Thursday, January 10, 2008

If you don't think about it maybe it will go away

One of the biggest things I hear is don't stress yourself or your MS will act up. PLLEEEEAAASE!
No one ever says how to do it though. I called today to find out where my next months worth of Copaxone shots are. To only here the lady say and don't forget your $20.00 copay. News to me. When did that start? She explained all the details about how I am given a certain amount of money towards the medications so I need to pay somethig or an even larger amount will come out of pocket towards the end of the year. Ok, it all made sense to me but all I can think about is: I need to come up with $140.00 by March for my sons trip to Springfield for school, end of April is school tuition that usually runs around $155.00 becaue of band and technology and our youngest pup needs surgery worth a whopping $1300.00. So 20 bucks right now is alot.
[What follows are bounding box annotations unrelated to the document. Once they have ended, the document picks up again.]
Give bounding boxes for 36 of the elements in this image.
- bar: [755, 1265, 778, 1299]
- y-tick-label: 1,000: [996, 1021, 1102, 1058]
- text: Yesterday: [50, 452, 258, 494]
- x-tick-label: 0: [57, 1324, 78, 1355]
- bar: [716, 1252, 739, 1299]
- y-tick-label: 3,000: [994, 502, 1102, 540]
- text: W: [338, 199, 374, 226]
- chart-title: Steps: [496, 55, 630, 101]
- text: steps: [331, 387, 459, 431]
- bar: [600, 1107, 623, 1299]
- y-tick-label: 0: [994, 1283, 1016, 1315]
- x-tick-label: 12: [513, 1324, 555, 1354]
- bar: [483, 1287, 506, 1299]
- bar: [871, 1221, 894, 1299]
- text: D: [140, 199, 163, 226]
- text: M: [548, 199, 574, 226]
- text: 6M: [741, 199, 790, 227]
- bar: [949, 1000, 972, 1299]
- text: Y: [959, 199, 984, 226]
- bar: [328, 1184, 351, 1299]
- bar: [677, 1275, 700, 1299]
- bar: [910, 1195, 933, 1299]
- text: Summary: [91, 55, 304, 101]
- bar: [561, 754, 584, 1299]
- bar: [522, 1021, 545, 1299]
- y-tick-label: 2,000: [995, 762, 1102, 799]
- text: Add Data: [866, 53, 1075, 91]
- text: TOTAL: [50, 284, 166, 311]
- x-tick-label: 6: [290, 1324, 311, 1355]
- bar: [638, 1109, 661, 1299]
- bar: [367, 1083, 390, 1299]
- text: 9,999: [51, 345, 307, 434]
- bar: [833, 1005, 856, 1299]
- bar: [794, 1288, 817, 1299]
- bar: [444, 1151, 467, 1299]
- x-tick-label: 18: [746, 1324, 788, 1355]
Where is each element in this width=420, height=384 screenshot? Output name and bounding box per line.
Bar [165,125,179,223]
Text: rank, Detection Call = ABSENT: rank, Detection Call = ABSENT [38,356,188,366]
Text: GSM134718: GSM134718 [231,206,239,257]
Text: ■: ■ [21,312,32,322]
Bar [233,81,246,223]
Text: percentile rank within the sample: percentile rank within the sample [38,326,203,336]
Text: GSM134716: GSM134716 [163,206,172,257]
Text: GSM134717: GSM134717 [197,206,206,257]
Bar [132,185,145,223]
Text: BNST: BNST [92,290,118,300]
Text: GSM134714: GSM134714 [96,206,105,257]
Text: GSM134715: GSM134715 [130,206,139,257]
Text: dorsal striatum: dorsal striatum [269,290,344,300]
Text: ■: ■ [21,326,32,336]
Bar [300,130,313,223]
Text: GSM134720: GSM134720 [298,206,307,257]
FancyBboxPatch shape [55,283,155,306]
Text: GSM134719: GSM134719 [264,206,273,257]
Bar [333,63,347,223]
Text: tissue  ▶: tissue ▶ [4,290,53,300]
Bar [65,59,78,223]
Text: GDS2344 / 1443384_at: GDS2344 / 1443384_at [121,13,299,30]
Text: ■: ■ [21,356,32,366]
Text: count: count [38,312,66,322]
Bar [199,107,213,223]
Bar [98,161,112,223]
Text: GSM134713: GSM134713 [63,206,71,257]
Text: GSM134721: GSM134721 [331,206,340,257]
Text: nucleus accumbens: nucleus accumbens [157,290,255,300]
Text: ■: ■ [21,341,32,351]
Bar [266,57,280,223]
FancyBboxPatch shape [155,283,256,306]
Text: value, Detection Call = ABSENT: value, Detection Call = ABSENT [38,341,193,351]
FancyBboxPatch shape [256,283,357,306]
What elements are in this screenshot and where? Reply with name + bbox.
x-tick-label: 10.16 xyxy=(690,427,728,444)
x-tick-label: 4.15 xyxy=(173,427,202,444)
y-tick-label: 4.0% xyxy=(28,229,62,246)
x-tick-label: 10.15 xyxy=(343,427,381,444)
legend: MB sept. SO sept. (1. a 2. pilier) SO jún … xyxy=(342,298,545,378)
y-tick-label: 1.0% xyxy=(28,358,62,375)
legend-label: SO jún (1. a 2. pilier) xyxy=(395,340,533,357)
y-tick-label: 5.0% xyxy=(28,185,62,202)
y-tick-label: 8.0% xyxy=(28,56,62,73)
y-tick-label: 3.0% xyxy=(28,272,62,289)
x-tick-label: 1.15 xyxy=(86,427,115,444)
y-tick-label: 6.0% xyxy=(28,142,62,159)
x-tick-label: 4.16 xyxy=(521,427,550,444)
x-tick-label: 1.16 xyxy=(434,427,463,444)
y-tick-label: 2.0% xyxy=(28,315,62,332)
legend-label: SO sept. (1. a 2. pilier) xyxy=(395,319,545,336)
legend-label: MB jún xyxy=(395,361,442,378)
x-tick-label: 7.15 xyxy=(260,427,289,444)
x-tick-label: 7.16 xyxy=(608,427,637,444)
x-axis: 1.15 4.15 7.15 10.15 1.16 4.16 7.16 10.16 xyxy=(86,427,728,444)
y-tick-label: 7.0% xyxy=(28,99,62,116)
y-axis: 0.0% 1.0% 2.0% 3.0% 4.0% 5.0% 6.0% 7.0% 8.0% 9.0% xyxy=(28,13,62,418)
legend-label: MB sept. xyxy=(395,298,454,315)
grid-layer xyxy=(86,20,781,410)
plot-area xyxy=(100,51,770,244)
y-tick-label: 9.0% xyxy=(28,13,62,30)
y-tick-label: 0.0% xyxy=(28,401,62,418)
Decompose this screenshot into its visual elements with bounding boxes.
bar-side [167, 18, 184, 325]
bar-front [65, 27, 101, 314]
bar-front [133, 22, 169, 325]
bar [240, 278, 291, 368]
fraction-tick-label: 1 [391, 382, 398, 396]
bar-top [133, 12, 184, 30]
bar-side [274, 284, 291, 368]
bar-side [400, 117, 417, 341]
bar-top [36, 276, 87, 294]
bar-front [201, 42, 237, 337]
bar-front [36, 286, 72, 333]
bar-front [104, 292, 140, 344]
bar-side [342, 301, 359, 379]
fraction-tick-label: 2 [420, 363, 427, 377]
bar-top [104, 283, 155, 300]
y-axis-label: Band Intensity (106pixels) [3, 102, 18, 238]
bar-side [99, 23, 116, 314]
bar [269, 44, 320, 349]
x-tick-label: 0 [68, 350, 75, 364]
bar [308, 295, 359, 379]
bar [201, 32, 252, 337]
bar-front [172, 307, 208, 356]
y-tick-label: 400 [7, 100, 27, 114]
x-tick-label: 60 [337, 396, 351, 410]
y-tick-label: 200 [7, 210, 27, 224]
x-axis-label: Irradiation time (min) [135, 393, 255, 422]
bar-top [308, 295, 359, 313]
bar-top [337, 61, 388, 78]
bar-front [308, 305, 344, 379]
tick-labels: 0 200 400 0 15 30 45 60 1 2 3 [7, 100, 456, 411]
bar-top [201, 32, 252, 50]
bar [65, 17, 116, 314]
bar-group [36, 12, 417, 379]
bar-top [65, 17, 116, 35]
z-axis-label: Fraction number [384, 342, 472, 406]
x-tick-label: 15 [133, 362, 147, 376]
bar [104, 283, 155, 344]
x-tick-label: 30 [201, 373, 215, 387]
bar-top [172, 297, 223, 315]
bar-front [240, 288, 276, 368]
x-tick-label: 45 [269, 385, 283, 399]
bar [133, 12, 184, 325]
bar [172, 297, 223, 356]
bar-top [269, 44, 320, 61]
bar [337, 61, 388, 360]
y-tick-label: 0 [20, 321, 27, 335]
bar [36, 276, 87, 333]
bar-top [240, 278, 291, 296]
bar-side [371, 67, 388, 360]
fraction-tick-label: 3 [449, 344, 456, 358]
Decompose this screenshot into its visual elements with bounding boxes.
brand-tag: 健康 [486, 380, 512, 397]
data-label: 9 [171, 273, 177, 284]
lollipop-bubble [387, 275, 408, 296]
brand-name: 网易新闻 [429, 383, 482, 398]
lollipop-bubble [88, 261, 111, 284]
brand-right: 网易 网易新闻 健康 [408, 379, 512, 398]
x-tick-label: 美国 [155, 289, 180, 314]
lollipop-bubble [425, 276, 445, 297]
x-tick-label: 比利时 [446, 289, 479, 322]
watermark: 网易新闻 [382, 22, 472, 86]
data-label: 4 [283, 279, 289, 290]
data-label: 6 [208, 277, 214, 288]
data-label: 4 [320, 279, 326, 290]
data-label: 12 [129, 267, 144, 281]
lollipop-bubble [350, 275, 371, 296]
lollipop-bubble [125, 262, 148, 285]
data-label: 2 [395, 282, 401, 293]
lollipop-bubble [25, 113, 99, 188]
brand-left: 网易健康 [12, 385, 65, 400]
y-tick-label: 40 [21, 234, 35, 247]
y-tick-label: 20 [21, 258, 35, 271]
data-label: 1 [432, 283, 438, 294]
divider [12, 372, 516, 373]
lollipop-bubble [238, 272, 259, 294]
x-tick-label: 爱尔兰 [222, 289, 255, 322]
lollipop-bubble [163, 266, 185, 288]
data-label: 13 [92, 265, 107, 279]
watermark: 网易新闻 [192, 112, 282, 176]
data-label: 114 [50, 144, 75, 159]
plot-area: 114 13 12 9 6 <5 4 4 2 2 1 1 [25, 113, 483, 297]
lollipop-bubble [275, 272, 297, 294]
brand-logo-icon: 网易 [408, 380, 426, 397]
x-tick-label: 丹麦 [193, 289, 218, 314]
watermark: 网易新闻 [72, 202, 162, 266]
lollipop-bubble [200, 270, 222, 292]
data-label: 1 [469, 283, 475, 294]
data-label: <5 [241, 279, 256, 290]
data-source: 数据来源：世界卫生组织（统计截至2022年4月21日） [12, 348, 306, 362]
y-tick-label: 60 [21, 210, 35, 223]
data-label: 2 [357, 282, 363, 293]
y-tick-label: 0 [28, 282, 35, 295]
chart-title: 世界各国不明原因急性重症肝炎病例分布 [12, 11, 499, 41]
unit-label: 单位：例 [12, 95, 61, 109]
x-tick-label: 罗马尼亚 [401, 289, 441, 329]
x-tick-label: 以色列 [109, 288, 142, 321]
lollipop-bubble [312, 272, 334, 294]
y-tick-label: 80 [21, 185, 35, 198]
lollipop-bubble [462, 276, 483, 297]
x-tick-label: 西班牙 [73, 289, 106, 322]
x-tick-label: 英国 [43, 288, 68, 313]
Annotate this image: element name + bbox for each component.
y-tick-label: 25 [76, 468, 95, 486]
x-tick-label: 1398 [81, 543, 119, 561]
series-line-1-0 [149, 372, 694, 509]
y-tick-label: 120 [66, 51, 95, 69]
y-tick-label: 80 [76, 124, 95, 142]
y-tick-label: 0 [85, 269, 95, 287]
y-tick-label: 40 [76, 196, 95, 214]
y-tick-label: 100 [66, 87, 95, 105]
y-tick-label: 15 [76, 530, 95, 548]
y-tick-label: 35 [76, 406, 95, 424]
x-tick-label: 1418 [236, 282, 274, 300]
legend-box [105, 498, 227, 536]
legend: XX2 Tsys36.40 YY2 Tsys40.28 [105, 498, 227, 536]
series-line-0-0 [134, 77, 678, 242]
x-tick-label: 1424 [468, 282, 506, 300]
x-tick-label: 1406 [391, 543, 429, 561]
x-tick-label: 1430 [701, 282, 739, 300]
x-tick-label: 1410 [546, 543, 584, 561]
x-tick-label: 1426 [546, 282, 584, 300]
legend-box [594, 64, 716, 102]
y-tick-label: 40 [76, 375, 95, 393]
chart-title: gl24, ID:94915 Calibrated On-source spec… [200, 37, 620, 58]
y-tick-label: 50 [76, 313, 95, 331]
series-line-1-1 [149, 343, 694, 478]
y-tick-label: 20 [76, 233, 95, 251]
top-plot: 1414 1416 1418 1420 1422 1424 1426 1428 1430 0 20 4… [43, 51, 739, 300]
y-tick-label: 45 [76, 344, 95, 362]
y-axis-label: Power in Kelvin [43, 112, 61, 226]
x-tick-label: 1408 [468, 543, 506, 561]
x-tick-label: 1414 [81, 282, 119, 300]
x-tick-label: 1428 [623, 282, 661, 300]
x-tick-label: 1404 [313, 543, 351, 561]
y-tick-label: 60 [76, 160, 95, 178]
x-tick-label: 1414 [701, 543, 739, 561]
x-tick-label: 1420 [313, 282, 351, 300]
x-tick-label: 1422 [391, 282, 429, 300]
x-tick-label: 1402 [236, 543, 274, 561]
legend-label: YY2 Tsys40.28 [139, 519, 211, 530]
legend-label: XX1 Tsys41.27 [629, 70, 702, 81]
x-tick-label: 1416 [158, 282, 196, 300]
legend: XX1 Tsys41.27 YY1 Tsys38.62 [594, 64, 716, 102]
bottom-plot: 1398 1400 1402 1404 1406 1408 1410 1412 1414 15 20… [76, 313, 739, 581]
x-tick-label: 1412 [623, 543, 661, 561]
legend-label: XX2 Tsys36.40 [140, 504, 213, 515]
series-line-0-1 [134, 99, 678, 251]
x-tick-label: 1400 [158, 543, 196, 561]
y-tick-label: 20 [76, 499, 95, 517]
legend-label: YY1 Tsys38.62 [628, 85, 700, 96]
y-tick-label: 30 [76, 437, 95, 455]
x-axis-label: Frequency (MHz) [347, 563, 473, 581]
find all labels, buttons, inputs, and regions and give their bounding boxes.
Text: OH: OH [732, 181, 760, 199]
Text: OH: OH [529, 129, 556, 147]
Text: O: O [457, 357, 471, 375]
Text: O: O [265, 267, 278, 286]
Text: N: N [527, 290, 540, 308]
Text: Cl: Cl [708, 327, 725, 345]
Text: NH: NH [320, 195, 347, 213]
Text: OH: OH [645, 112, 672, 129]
Since we moved boundaries here in our school district and not to many people are overworked this year, not to many people are taking off so I haven't even subbed once this school year. I need to work to bring in some money but that seems like a dream come true right now. My husband works his butt off (that is why he doesn't really have one)LOL. This is when I hate MS the most becaue I feel so helpless. I know I can watch what I spend to help out but when you need that extra coming in it doesn't help much. So I am trying to figure out what I can do and of course the brain is on hold right now. I hear that recording of "Please try back again later".

Monday, January 7, 2008

Getting Back on Track

OK, the new year is here and is time for me to get my head out of the fog and put my house & life back in some kind of order. As like so many, finances are tight so I need to focus on our food bill & spending. I usually do pretty well but when there are those days when even getting out of bed is work, who feels like putting a meal on the table. My latest thing is looking at the ads and coupons and trying to plan my week around that. I think I am pretty good at seeing what is in the fridge or cabinets and making something for dinner. Lucky for me Mitchell is not a picky eater. I think alot of that has to do with the fact that I never really gave him baby food. I made his baby food. No smart comments from anyone! It is so simple and not that time consuming plus your baby gets more vitamins from the real thing and again that is why I think he isn't picky. I mean come on have you ever tasted that baby food that comes in a jar. ICK! Then we expect them when they are older to eat a real vegetable because they ate it from the jar. Ok, I am getting off track. I did notice that when I make everything myself instead of store bought my health seemed alot better. Mitchell went to his Aunts house, on his dads side, for the holidays. This woman doesn't know how to cook. She made some potato casserole and it had like 5 sticks of butter ad half a large carton of sour cream. Mitchell came home with the worst stomach ache. So I want to get back to the more healthy eating and still keep the budget low. I have many goals I set for myself. Not just what I want to accomplish in 08 but in my lifetime. Staying as healthy as I can is one of them. Once you get off track it is hard for the average person to get back but with having the ms I think it takes my body so long to adjust and figure out what the heck is going on. So no more quick frustration and I will start one thing at a time. Right now it is the eating more healthy. It has worked in the past for me so lets see what happens.